Chemical Engineering 590STC - Atomistic Simulations

Heterogeneous catalysis plays an important role in industrial processes, including energy conversion, chemical production, and environmental remediation. In recent decades, computational modeling has made remarkable progress towards understanding the nature of active sites and elementary reaction steps. Despite these advancements in the field, there is still an existing gap between theory and experiment, which hinders the rapid discovery of efficient catalytic materials. This discrepancy arises from the complexity of the solid-liquid interfaces where electrocatalytic reactions take place. However, predicting and controlling these interfaces remain a grand challenge due to their structural and chemical complexities, especially under working conditions. The interplay between electronic structure, solvation effects, applied potential, and reaction intermediates introduces additional challenges in accurately modeling catalytic behavior.

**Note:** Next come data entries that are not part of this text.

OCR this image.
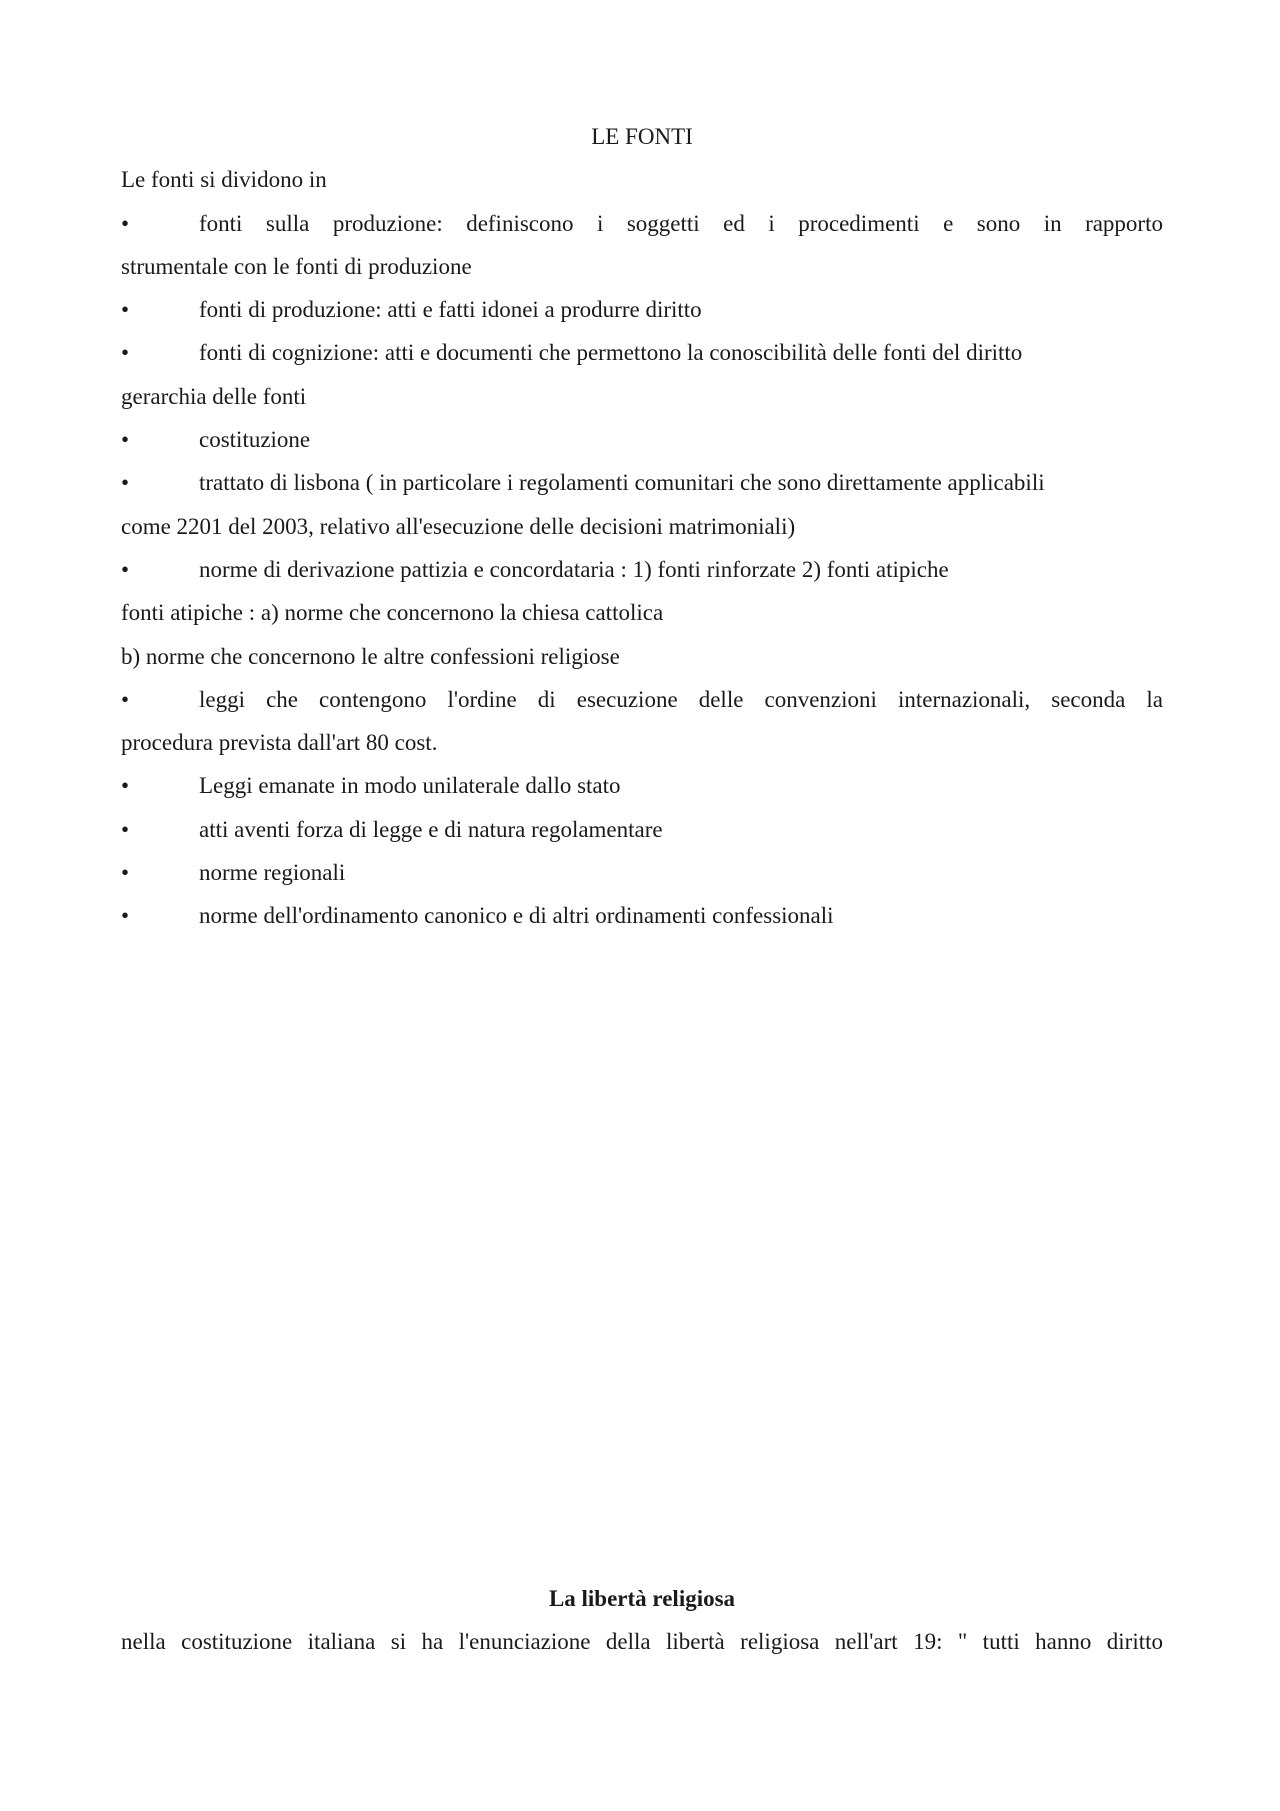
LE FONTI

Le fonti si dividono in

•	fonti sulla produzione: definiscono i soggetti ed i procedimenti e sono in rapporto

strumentale con le fonti di produzione

•	fonti di produzione: atti e fatti idonei a produrre diritto

•	fonti di cognizione: atti e documenti che permettono la conoscibilità delle fonti del diritto

gerarchia delle fonti

•	costituzione

•	trattato di lisbona ( in particolare i regolamenti comunitari che sono direttamente applicabili

come 2201 del 2003, relativo all'esecuzione delle decisioni matrimoniali)

•	norme di derivazione pattizia e concordataria : 1) fonti rinforzate 2) fonti atipiche

fonti atipiche : a) norme che concernono la chiesa cattolica

b) norme che concernono le altre confessioni religiose

•	leggi che contengono l'ordine di esecuzione delle convenzioni internazionali, seconda la

procedura prevista dall'art 80 cost.

•	Leggi emanate in modo unilaterale dallo stato

•	atti aventi forza di legge e di natura regolamentare

•	norme regionali

•	norme dell'ordinamento canonico e di altri ordinamenti confessionali

La libertà religiosa

nella costituzione italiana si ha l'enunciazione della libertà religiosa nell'art 19: " tutti hanno diritto
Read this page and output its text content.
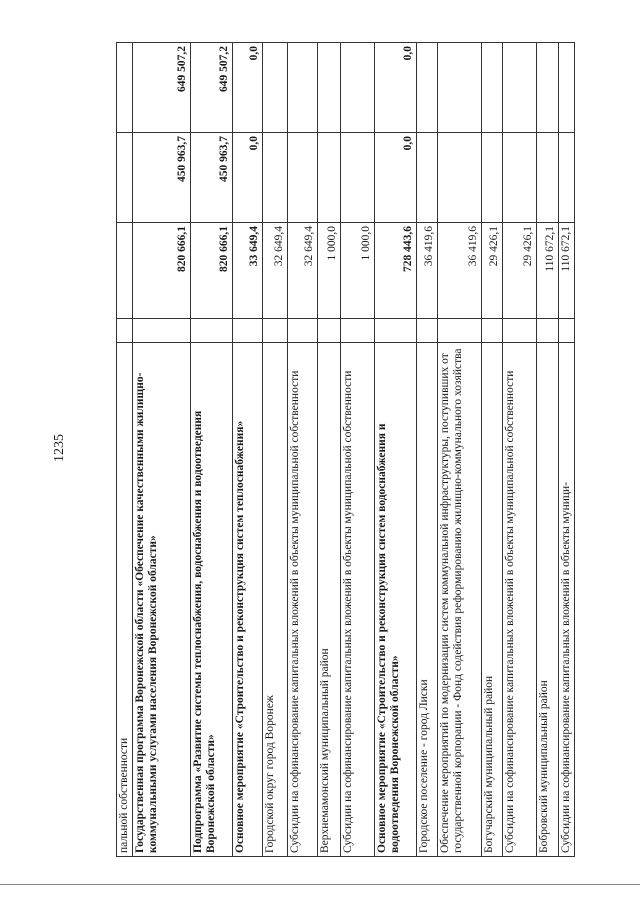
1235
пальной собственности				
Государственная программа Воронежской области «Обеспечение качественными жилищно-коммунальными услугами населения Воронежской области»		820 666,1	450 963,7	649 507,2
Подпрограмма «Развитие системы теплоснабжения, водоснабжения и водоотведения Воронежской области»		820 666,1	450 963,7	649 507,2
Основное мероприятие «Строительство и реконструкция систем теплоснабжения»		33 649,4	0,0	0,0
Городской округ город Воронеж		32 649,4		
Субсидии на софинансирование капитальных вложений в объекты муниципальной собственности		32 649,4		
Верхнемамонский муниципальный район		1 000,0		
Субсидии на софинансирование капитальных вложений в объекты муниципальной собственности		1 000,0		
Основное мероприятие «Строительство и реконструкция систем водоснабжения и водоотведения Воронежской области»		728 443,6	0,0	0,0
Городское поселение - город Лиски		36 419,6		
Обеспечение мероприятий по модернизации систем коммунальной инфраструктуры, поступивших от государственной корпорации - Фонд содействия реформированию жилищно-коммунального хозяйства		36 419,6		
Богучарский муниципальный район		29 426,1		
Субсидии на софинансирование капитальных вложений в объекты муниципальной собственности		29 426,1		
Бобровский муниципальный район		110 672,1		
Субсидии на софинансирование капитальных вложений в объекты муници-		110 672,1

Developing predictive models that can capture these effects is crucial for accelerating the discovery of the next-generation energy materials. This course will provide students with a strong theoretical foundation in atomistic modeling techniques, including density functional theory (DFT), molecular dynamics, and machine learning (ML)-based approaches. Through a combination of lectures and hands-on computational exercises, students will explore how these methods are applied to heterogeneous catalysis, from elucidating reaction mechanisms to designing more efficient catalysts.

Open to all juniors and seniors in Engineering, Physics, Chemistry, and Biochemistry & Molecular Biology, and all graduate students.